Pro-Beijing lawmaker Priscilla Leung Mei-fun, who is seeking re-election in the Kowloon West constituency, noted that many Hong Kong people were staying in mainland China amid the outbreak, and immigration and quarantine measures could make it difficult for them to return to vote.
“Many Hongkongers cannot return home to vote, are you depriving them of their right to vote?” she said
Under the Basic Law, each term in the legislature lasts for four years, with the current one ending on September 30, However, under the Legco ordinance, an election can only be postponed for 14 days.

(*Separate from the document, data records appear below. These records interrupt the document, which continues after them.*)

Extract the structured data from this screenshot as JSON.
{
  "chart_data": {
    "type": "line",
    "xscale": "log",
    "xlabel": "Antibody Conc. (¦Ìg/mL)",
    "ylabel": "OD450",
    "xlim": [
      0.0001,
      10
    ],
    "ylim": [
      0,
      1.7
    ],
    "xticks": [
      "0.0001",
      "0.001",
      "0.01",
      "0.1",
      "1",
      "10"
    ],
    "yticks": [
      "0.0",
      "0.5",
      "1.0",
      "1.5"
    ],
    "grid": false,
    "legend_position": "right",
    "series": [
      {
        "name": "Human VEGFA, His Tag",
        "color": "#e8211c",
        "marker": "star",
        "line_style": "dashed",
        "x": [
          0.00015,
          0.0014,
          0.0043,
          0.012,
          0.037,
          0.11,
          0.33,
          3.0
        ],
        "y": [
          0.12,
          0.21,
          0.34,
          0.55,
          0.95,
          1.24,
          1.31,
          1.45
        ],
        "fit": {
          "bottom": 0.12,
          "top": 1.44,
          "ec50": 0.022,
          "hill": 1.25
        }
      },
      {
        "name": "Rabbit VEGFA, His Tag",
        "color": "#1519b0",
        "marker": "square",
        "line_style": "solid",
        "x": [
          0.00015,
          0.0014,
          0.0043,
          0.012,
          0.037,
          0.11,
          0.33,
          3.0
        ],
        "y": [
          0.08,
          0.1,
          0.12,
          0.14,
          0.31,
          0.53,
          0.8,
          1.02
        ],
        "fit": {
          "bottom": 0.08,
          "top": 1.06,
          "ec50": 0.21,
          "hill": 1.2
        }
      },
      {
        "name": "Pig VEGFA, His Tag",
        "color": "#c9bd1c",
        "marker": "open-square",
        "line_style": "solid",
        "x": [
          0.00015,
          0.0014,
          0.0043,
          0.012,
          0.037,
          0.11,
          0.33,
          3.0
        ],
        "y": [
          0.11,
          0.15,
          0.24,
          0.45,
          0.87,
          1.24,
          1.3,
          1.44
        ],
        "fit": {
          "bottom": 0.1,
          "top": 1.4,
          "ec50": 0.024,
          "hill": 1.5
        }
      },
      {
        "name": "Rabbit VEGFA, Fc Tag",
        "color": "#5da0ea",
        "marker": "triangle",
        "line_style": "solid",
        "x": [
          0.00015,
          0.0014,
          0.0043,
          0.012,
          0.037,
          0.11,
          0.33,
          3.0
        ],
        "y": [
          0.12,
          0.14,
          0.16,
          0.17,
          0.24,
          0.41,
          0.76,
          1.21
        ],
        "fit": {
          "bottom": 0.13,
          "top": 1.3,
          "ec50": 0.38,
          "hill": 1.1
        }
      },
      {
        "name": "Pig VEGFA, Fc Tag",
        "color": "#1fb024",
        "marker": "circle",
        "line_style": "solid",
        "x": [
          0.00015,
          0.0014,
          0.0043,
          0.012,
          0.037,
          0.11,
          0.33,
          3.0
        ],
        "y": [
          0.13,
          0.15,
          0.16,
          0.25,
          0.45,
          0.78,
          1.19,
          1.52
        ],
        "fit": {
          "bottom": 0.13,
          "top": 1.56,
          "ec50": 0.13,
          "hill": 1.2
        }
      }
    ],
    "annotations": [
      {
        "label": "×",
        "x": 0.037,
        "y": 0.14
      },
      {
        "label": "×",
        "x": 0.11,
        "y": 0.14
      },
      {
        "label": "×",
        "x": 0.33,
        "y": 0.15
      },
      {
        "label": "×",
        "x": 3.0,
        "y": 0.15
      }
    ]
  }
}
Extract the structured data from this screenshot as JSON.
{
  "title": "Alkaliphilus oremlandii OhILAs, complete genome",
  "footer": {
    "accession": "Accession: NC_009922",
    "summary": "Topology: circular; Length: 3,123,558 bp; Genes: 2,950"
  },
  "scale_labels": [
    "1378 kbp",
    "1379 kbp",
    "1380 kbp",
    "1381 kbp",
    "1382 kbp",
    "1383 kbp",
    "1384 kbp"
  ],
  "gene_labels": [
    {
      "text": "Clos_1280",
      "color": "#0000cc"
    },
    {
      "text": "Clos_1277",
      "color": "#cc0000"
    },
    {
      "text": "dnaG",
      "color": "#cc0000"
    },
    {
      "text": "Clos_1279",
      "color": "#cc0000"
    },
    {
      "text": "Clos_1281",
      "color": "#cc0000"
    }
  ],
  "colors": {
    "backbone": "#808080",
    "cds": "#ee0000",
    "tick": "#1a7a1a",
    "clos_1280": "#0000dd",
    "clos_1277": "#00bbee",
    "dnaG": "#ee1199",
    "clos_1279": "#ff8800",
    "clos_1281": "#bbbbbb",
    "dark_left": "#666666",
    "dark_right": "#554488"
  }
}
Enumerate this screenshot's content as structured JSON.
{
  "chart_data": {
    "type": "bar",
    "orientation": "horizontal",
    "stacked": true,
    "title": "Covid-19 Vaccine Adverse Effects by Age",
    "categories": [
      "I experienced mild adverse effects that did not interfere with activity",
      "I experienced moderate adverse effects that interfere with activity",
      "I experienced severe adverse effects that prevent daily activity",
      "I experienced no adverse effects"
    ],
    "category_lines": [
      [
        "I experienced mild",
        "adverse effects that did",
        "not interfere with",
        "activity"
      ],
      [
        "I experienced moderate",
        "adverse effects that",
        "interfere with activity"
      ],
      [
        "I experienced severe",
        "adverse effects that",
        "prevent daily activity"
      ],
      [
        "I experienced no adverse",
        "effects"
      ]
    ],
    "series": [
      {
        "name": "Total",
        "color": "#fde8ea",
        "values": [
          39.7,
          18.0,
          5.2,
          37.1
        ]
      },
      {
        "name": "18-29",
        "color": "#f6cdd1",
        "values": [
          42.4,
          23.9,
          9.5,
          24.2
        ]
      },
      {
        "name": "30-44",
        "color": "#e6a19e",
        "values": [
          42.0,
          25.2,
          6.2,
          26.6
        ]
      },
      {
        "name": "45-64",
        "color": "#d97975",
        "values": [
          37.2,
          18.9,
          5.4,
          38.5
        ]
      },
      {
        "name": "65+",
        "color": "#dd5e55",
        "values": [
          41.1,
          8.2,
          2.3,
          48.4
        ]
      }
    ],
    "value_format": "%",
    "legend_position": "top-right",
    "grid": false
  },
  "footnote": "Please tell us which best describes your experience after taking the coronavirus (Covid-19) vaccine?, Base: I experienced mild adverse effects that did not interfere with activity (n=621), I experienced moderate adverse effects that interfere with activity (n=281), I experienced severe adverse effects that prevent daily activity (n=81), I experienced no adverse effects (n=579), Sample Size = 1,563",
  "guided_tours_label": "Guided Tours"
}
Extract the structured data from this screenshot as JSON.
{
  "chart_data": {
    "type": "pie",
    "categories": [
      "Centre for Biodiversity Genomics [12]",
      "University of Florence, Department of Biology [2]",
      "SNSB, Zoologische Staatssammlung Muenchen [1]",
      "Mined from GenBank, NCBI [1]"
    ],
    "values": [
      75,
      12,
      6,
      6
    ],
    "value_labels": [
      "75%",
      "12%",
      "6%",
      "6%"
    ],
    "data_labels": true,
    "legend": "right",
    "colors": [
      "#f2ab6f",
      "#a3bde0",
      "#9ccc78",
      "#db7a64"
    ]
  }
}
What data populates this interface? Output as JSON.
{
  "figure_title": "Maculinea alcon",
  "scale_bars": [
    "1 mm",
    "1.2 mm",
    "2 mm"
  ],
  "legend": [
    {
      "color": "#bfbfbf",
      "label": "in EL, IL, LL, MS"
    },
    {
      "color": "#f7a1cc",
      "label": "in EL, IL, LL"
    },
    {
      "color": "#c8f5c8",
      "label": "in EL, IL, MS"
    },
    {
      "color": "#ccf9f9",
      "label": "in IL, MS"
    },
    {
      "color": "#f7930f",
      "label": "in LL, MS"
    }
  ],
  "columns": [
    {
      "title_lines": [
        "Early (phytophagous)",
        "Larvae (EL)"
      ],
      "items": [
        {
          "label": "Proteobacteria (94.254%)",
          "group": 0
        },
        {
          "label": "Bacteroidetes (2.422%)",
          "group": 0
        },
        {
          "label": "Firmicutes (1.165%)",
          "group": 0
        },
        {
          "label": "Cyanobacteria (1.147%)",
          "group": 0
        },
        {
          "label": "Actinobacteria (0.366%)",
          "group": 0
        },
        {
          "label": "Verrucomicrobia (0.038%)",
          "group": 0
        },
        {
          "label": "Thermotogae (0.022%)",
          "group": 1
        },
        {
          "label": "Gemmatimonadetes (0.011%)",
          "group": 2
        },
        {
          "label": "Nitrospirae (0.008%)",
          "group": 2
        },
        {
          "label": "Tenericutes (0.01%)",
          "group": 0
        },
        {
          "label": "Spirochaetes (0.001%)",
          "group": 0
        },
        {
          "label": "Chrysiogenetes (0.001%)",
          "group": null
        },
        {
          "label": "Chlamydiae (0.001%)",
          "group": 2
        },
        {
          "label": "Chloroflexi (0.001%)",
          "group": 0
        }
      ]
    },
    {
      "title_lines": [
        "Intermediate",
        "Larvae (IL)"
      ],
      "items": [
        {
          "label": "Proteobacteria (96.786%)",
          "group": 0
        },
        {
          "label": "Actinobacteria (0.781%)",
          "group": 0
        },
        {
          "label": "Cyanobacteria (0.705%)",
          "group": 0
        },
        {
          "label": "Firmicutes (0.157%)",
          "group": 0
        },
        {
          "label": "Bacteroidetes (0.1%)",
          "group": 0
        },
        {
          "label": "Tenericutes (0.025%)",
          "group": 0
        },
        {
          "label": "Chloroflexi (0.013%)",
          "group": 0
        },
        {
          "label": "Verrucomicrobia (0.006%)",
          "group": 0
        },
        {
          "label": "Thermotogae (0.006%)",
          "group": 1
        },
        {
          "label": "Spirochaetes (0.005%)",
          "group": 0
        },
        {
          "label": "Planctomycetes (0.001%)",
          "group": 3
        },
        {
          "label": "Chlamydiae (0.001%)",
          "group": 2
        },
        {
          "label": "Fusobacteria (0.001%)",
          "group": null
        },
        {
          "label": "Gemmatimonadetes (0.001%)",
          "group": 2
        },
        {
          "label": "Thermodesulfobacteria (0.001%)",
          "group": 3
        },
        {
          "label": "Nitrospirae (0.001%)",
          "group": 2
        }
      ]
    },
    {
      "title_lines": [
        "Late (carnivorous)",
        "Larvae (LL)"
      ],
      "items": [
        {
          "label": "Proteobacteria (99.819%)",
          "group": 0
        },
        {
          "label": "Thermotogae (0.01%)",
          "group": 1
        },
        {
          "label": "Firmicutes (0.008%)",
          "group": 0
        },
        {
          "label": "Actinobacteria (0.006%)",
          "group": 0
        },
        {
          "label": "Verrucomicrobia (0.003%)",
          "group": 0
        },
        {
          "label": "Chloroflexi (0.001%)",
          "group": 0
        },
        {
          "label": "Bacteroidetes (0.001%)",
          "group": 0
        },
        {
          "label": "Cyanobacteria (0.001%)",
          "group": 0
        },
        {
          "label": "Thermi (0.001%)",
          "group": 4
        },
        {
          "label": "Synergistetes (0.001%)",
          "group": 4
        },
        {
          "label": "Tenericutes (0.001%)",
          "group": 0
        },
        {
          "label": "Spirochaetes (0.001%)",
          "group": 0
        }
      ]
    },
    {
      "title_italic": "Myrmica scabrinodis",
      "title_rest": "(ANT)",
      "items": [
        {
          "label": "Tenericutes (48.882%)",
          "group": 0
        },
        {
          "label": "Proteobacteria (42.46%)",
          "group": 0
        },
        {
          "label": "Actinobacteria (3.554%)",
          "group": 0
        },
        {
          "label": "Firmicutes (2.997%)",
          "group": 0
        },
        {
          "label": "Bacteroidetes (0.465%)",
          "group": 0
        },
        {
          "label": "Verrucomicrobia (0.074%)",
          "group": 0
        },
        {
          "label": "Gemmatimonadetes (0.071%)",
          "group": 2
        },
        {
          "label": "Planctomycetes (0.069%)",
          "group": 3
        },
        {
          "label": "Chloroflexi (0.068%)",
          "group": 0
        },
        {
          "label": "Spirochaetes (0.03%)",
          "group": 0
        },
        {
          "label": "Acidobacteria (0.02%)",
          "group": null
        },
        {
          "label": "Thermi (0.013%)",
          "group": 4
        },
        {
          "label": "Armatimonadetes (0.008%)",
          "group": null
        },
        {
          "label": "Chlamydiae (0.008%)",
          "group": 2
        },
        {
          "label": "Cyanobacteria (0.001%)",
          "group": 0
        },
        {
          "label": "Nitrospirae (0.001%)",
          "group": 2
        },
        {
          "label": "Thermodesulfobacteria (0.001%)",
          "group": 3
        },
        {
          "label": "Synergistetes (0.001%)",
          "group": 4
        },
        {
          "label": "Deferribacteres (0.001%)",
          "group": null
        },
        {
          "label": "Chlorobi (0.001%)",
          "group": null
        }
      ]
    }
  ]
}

Asked if the government could still operate if lawmakers had yet to be elected, Leung, a member of the Basic Law Committee, said the chief executive had discretionary power to make emergency laws when significant public interest was involved.
Professor Lau Siu-kai, vice-president of semi-official think tank the Chinese Association of Hong Kong and Macau Studies, said it was too early to decide if the vote should be postponed, and believed Beijing had a role in the final decision.
“It won’t be a very fair election if candidates cannot launch election campaigns, and hundreds of thousands of voters are still on the mainland,” he said.
Lau believed Beijing agreed to go ahead with the district council elections last year after some overly optimistic projections and would not take the decision lightly this time.
Ma Ngok, a political scientist at Chinese University, believed the pro-establishment side was pessimistic about its election prospects. “But they should understand that a postponement will not help even if it is delayed for a year,” he added.